With the market still flat-lined, the home construction industry is getting creative, offering price cuts and home trades.
The recent demise of Rottlund Homes, one of Minnesota's most venerable builders, is painful evidence of how the area's home construction industry is on the brink.
With sales at record lows, material costs on the rise and growing competition from foreclosures, builders are adapting in all sorts of new ways to avoid the same fate as Rottlund.
"Home building is pretty much dead in the water," said Wells Fargo & Co. economist Mark Vitner in a recent interview.
Price declines for new houses are now worse than those of existing homes, with the price per square foot for new houses at its lowest level in a decade. Over the past three years, the average sale price per square foot of new houses in the Twin Cities dropped 10 percent compared with an 8.9 percent decline for existing ones.
Such realities are forcing builders to get creative. Some are drastically cutting prices to compete with distressed sales and be more strategic about where they build homes. One local builder is offering a program that would trade an existing home for a new one.
"We're trying to be competitive with everything out there," said Jason Semler, the sales manager for Semler Homes.
Semler said his company is building homes for much less profit than it did five years ago because it is competing with slightly used houses that often sell for tens of thousands of dollars less and are similar in size and appearance. It's also not uncommon for these homes to be within the same development.
Semler, for example, is building in the Lakes of Blaine, a huge master-planned community that's been around long enough for there to be many resales.
He is trying to market a new 2,330-square-foot house in Blaine for $329,900. In the same area there's a similarly sized house built in 2003, but priced at $299,900 after selling for nearly $370,000 in 2004. In a nearby development there's a 2004 house with almost 2,800 square feet. It's a short sale and is about $135,000 less expensive.

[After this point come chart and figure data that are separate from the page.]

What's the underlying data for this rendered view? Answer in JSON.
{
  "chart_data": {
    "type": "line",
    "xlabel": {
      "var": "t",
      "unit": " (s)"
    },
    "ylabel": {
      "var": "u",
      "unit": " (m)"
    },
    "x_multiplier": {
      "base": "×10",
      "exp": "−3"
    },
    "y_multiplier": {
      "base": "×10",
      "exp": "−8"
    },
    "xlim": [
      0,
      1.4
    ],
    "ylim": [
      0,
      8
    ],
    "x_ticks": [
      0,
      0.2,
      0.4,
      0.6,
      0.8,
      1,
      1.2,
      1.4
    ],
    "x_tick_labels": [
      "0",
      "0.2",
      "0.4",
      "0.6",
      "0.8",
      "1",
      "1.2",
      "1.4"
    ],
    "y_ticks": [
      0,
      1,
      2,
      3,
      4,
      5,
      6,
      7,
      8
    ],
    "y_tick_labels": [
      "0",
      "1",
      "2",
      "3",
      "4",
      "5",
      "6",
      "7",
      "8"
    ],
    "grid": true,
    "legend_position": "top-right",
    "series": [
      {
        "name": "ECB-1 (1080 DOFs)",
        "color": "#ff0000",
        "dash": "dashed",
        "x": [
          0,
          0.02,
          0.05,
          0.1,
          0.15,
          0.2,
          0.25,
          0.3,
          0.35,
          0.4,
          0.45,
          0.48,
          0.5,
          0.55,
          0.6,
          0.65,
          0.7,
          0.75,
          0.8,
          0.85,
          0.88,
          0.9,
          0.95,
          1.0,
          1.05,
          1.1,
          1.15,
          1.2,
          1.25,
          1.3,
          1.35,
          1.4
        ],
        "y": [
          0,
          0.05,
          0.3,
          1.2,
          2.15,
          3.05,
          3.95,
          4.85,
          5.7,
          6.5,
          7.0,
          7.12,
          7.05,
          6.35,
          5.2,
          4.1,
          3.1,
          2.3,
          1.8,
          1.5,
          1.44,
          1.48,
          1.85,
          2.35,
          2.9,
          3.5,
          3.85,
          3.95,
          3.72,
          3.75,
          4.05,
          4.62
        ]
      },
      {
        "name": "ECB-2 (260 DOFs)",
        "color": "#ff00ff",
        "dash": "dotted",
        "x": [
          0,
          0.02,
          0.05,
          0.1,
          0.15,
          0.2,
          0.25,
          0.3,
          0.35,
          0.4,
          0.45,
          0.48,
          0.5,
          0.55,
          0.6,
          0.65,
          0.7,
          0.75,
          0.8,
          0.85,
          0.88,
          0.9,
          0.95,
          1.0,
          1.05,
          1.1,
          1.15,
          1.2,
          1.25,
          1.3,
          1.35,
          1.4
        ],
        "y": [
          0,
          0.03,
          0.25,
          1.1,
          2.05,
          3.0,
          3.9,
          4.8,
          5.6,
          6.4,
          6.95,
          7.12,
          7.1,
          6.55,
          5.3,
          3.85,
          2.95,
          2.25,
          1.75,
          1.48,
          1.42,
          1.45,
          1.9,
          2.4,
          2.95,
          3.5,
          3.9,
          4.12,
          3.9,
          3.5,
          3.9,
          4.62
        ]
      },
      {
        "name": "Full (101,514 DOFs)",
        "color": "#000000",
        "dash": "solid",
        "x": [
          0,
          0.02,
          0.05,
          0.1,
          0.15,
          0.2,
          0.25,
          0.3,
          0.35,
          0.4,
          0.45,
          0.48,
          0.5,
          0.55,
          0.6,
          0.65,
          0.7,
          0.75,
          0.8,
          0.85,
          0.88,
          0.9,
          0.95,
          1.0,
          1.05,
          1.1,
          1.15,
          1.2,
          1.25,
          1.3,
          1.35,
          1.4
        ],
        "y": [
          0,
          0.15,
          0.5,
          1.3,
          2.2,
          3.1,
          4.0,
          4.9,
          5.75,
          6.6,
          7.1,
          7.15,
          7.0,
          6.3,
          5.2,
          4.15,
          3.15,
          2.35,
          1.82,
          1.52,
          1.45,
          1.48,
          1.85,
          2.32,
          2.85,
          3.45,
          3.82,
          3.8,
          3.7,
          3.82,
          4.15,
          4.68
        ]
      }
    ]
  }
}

Semler Homes is one of several builders working in Blaine, which leads the Twin Cities metro area in construction and is one of the most competitive suburbs for building.
Financing capital is key
Tom Budzynski of TJB Homes in Blaine said his sales are picking up, but that's in large part because he's developed a "guaranteed trade program" that allows buyers to essentially trade their existing home for a new one. It's a concept TJB is trying because many owners are unable to sell because they owe more on their homes than what they are worth.
The strategy helped him achieve record sales by selling eight houses since the middle of September. He expects sales to double next year.
"The market has changed and we have adapted," he said.
Jeff Schoenwetter is being much more careful about where he builds. The owner of JMS Custom Homes in Edina said he has created a niche for himself by buying existing homes one at a time in high-demand neighborhoods in Edina and the western suburbs and replacing them with upscale houses.
Experts say such strategies are prudent in this difficult economic environment. Builders who are most likely to survive are the ones with the financing to take advantage of cheap land prices and focus on areas where supplies are the tightest.
Schoenwetter is choosing to be more conservative and is not investing in land deals for major housing developments. But national builders like Pulte Homes, which have the capital to pursue bigger projects, have been acquiring land for future developments while prices remain low.
"Whoever has the capital to finance operations is who's going to survive in this environment," said Marv McDaris, Pulte's Minnesota division president.
In some cases, land is selling for half of what it sold for five years ago because many builders over-invested in land and had to give it back to the bank because they were unable to make the payments.
McDaris said he is focusing on undeveloped parcels that are large enough to essentially create his own market to avoid competing with existing homes. However, it may be several years before Pulte builds on the land because of slower sales.
In for a long wait
Until home demand picks up, home builders will try to hang on, but recent data suggest builders may be in for a long wait. The number of permits pulled for new homes in the 13-county metro area as of the end of October was 2,450, a far cry from October 2007 when 4,232 permits were pulled, according to the Builders Association of the Twin Cities.
And Rottlund, which will cease operations in December after 38 years in business, is only the latest casualty of the housing shakeout. Membership in the Builders Association has fallen almost half from its peak of 1,900 in 2006.
Wells Fargo's Vitner said he's not worried about the big national builders. Most of them have lined up financing at least until 2015 and will weather the storm. But the situation isn't as promising for many smaller, local companies.
Rich Riemersma, president of the Builders Association and co-owner of Shoreview-based Imperial Homes, said while he thinks the market has already hit bottom, he's not convinced that there won't be another Rottlund.
"It's going to be a slow crawl out," he said. "And if you're not positioned right, there will still be some that won't make it."